Once there was a good son who was very upset on his father’s behalf. The father flew to Paris on British Airways. Unfortunately, one of his bags went somewhere else. The man was disturbed so he asked the giant corporation for help but for two days his cries for help went unanswered.

The son, being a good son, wanted to help his father in his time of need, so he decided to use a very large, very loud megaphone to get the giant’s attention. It was a very special megaphone called a “Promoted Tweet.”

paid complaint

The giant wasn’t the only one who heard the man’s words. People all over the land of Twitter heard it, too. Then scribes and town-criers carried the man’s word out to the far corners of the web world and it wasn’t long before everyone had heard about the father’s plight.

Everyone in the land waited for the giant to respond. Would he be angry? Would he make it right? But the giant did not respond. He continued on as if he had not heard the man’s words.

This confused the public even more! How could a giant as big as British Airways ignore such a slap in the face? The Twitter villagers began lighting virtual torches and their numbers grew to 25,000.

Then, a smart young man discovered the problem.

“Look at the Twitter header!” he said and there it was:

9 to 5 Tweets

British Airways only responds to Tweets between 9-5 EST, Monday through Friday. The giant who earns his gold ferrying passengers across the globe 24 hours a day, 365 days a year, only monitors his Twitter account during the traditional workday.

The good son was appalled. He replied with what the world was thinking.

british airways response

The giant, whom so many had loved and respected, is now a little smaller in the eyes of his followers.

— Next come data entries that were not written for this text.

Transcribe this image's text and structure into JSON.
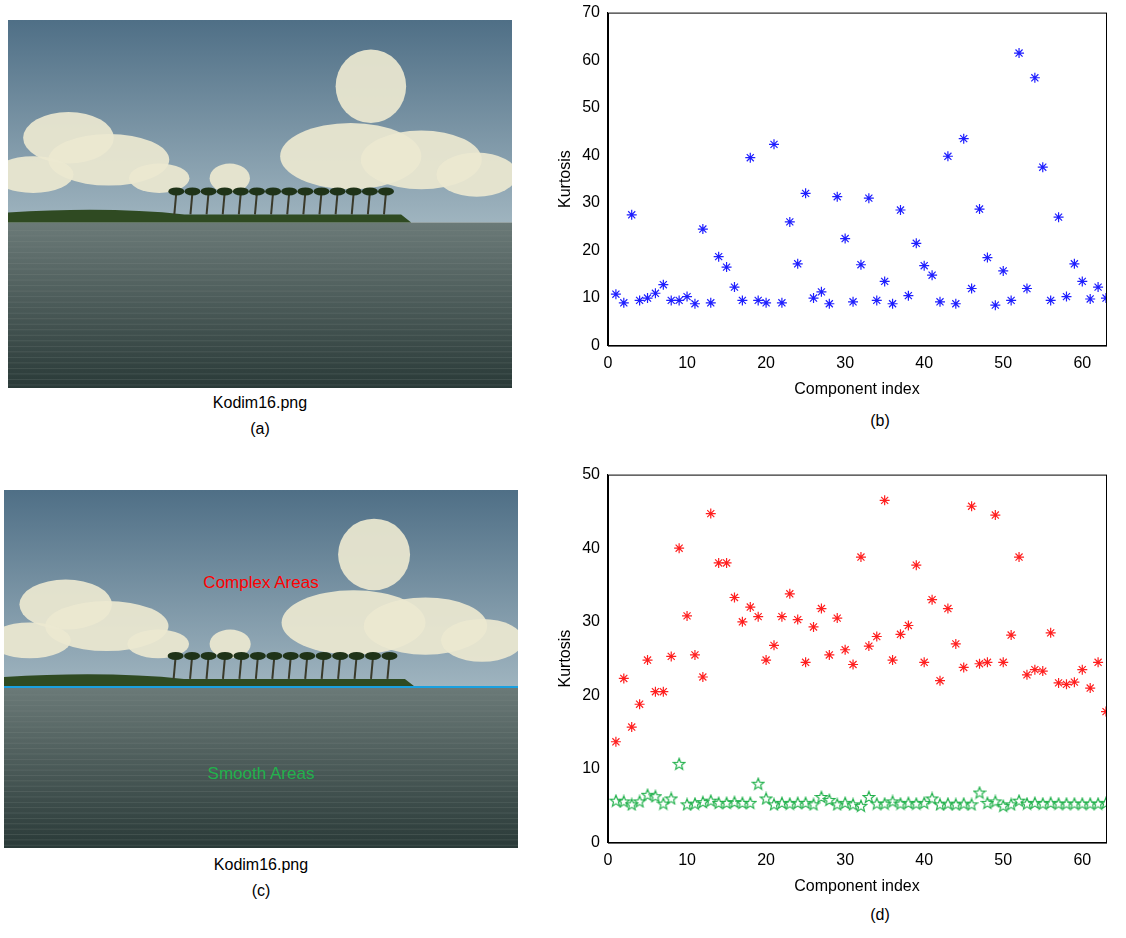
{
  "images": [
    {
      "caption": "Kodim16.png",
      "panel": "(a)"
    },
    {
      "caption": "Kodim16.png",
      "panel": "(c)",
      "annotations": [
        {
          "text": "Complex Areas",
          "color": "#ff0000"
        },
        {
          "text": "Smooth Areas",
          "color": "#22b14c"
        }
      ]
    }
  ],
  "chart_data": [
    {
      "type": "scatter",
      "panel": "(b)",
      "x_label": "Component index",
      "y_label": "Kurtosis",
      "x": [
        1,
        2,
        3,
        4,
        5,
        6,
        7,
        8,
        9,
        10,
        11,
        12,
        13,
        14,
        15,
        16,
        17,
        18,
        19,
        20,
        21,
        22,
        23,
        24,
        25,
        26,
        27,
        28,
        29,
        30,
        31,
        32,
        33,
        34,
        35,
        36,
        37,
        38,
        39,
        40,
        41,
        42,
        43,
        44,
        45,
        46,
        47,
        48,
        49,
        50,
        51,
        52,
        53,
        54,
        55,
        56,
        57,
        58,
        59,
        60,
        61,
        62,
        63
      ],
      "values": [
        10.8,
        9,
        27.5,
        9.5,
        10,
        11,
        12.8,
        9.5,
        9.5,
        10.3,
        8.8,
        24.5,
        9,
        18.7,
        16.5,
        12.3,
        9.5,
        39.5,
        9.5,
        9,
        42.3,
        9,
        26,
        17.2,
        32,
        10,
        11.3,
        8.8,
        31.3,
        22.5,
        9.2,
        17,
        31,
        9.5,
        13.5,
        8.8,
        28.5,
        10.5,
        21.5,
        16.8,
        14.8,
        9.2,
        39.8,
        8.8,
        43.5,
        12,
        28.7,
        18.5,
        8.5,
        15.7,
        9.5,
        61.5,
        12,
        56.3,
        37.5,
        9.5,
        27,
        10.3,
        17.2,
        13.5,
        9.8,
        12.3,
        10
      ],
      "color": "#1f1fff",
      "marker": "asterisk",
      "xlim": [
        0,
        63
      ],
      "xticks": [
        0,
        10,
        20,
        30,
        40,
        50,
        60
      ],
      "ylim": [
        0,
        70
      ],
      "yticks": [
        0,
        10,
        20,
        30,
        40,
        50,
        60,
        70
      ],
      "grid": false
    },
    {
      "type": "scatter",
      "panel": "(d)",
      "x_label": "Component index",
      "y_label": "Kurtosis",
      "x": [
        1,
        2,
        3,
        4,
        5,
        6,
        7,
        8,
        9,
        10,
        11,
        12,
        13,
        14,
        15,
        16,
        17,
        18,
        19,
        20,
        21,
        22,
        23,
        24,
        25,
        26,
        27,
        28,
        29,
        30,
        31,
        32,
        33,
        34,
        35,
        36,
        37,
        38,
        39,
        40,
        41,
        42,
        43,
        44,
        45,
        46,
        47,
        48,
        49,
        50,
        51,
        52,
        53,
        54,
        55,
        56,
        57,
        58,
        59,
        60,
        61,
        62,
        63
      ],
      "series": [
        {
          "color": "#ff2020",
          "marker": "asterisk",
          "values": [
            13.7,
            22.3,
            15.7,
            18.8,
            24.8,
            20.5,
            20.5,
            25.3,
            40,
            30.8,
            25.5,
            22.5,
            44.7,
            38,
            38,
            33.3,
            30,
            32,
            30.7,
            24.8,
            26.8,
            30.7,
            33.8,
            30.3,
            24.5,
            29.3,
            31.8,
            25.5,
            30.5,
            26.2,
            24.2,
            38.8,
            26.7,
            28,
            46.5,
            24.8,
            28.3,
            29.5,
            37.7,
            24.5,
            33,
            22,
            31.8,
            27,
            23.8,
            45.7,
            24.3,
            24.5,
            44.5,
            24.5,
            28.2,
            38.8,
            22.8,
            23.5,
            23.3,
            28.5,
            21.7,
            21.5,
            21.8,
            23.5,
            21,
            24.5,
            17.8
          ]
        },
        {
          "color": "#22b14c",
          "marker": "star",
          "values": [
            5.7,
            5.6,
            5.2,
            5.6,
            6.5,
            6.3,
            5.3,
            6,
            10.7,
            5.2,
            5.3,
            5.5,
            5.7,
            5.4,
            5.4,
            5.5,
            5.4,
            5.4,
            8,
            6,
            5.2,
            5.4,
            5.3,
            5.4,
            5.4,
            5.2,
            6.2,
            5.8,
            5.2,
            5.4,
            5.2,
            5,
            6.2,
            5.3,
            5.3,
            5.6,
            5.3,
            5.4,
            5.3,
            5.4,
            6,
            5.2,
            5.3,
            5.2,
            5.3,
            5.2,
            6.8,
            5.4,
            5.6,
            5,
            5.2,
            5.7,
            5.3,
            5.4,
            5.3,
            5.4,
            5.3,
            5.3,
            5.3,
            5.3,
            5.3,
            5.3,
            5.4
          ]
        }
      ],
      "xlim": [
        0,
        63
      ],
      "xticks": [
        0,
        10,
        20,
        30,
        40,
        50,
        60
      ],
      "ylim": [
        0,
        50
      ],
      "yticks": [
        0,
        10,
        20,
        30,
        40,
        50
      ],
      "grid": false
    }
  ]
}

The son, on the other hand, gained the respect of many for his actions, for any man who would spent thousands of dollars to avenge his father is truly a very good man and a very good son.

The moral of the story: global giants who open their doors to the public, must be prepared to handle complaints anytime of the day or night lest they get taken down by those who once worshiped them.

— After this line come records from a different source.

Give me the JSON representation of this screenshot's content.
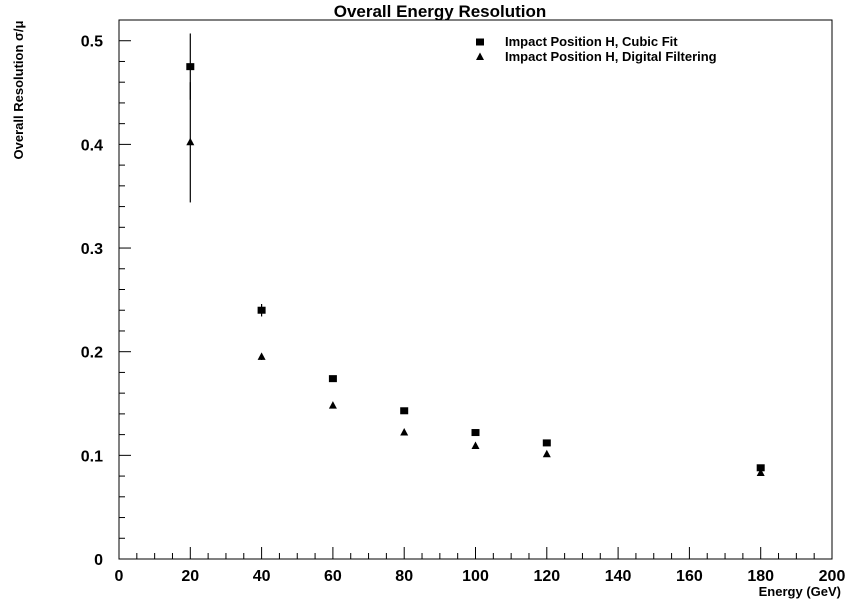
{
  "chart_data": {
    "type": "scatter",
    "title": "Overall Energy Resolution",
    "xlabel": "Energy (GeV)",
    "ylabel": "Overall Resolution σ/μ",
    "xlim": [
      0,
      200
    ],
    "ylim": [
      0,
      0.52
    ],
    "x_ticks": [
      0,
      20,
      40,
      60,
      80,
      100,
      120,
      140,
      160,
      180,
      200
    ],
    "y_ticks": [
      0,
      0.1,
      0.2,
      0.3,
      0.4,
      0.5
    ],
    "y_tick_labels": [
      "0",
      "0.1",
      "0.2",
      "0.3",
      "0.4",
      "0.5"
    ],
    "grid": false,
    "legend_position": "top-right",
    "series": [
      {
        "name": "Impact Position H, Cubic Fit",
        "marker": "square",
        "color": "#000000",
        "points": [
          {
            "x": 20,
            "y": 0.475,
            "err": 0.032
          },
          {
            "x": 40,
            "y": 0.24,
            "err": 0.006
          },
          {
            "x": 60,
            "y": 0.174,
            "err": 0.002
          },
          {
            "x": 80,
            "y": 0.143,
            "err": 0.002
          },
          {
            "x": 100,
            "y": 0.122,
            "err": 0.002
          },
          {
            "x": 120,
            "y": 0.112,
            "err": 0.002
          },
          {
            "x": 180,
            "y": 0.088,
            "err": 0.002
          }
        ]
      },
      {
        "name": "Impact Position H, Digital Filtering",
        "marker": "triangle",
        "color": "#000000",
        "points": [
          {
            "x": 20,
            "y": 0.402,
            "err": 0.058
          },
          {
            "x": 40,
            "y": 0.195,
            "err": 0.003
          },
          {
            "x": 60,
            "y": 0.148,
            "err": 0.002
          },
          {
            "x": 80,
            "y": 0.122,
            "err": 0.002
          },
          {
            "x": 100,
            "y": 0.109,
            "err": 0.002
          },
          {
            "x": 120,
            "y": 0.101,
            "err": 0.002
          },
          {
            "x": 180,
            "y": 0.083,
            "err": 0.002
          }
        ]
      }
    ]
  }
}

What would you have done to change the ending to the story?

  • Andrew Dennis

    It’s astounding to see these large corporations are still finding ways to mishandle social media PR nightmares like this…

  • CliffElam

    Completely unsurprising. A few years ago I called AA in the UK at 5:03pm and they were … closed. So i called the US number. I’ve come to expect stuff like that in the EU – it’s so hard to fire people that companies run on skinny skinny staff.

  • http://www.testosteronbooster.org/ Jaime Lombana

    Companies still don’t understand social media. Which is predictable, since they still don’t understand customer service, which is much older. One of these days a Twitterstorm is going to throw some company into Chapter 11, and then they’ll pay attention. Couldn’t happen to a more deserving bunch, to be honest.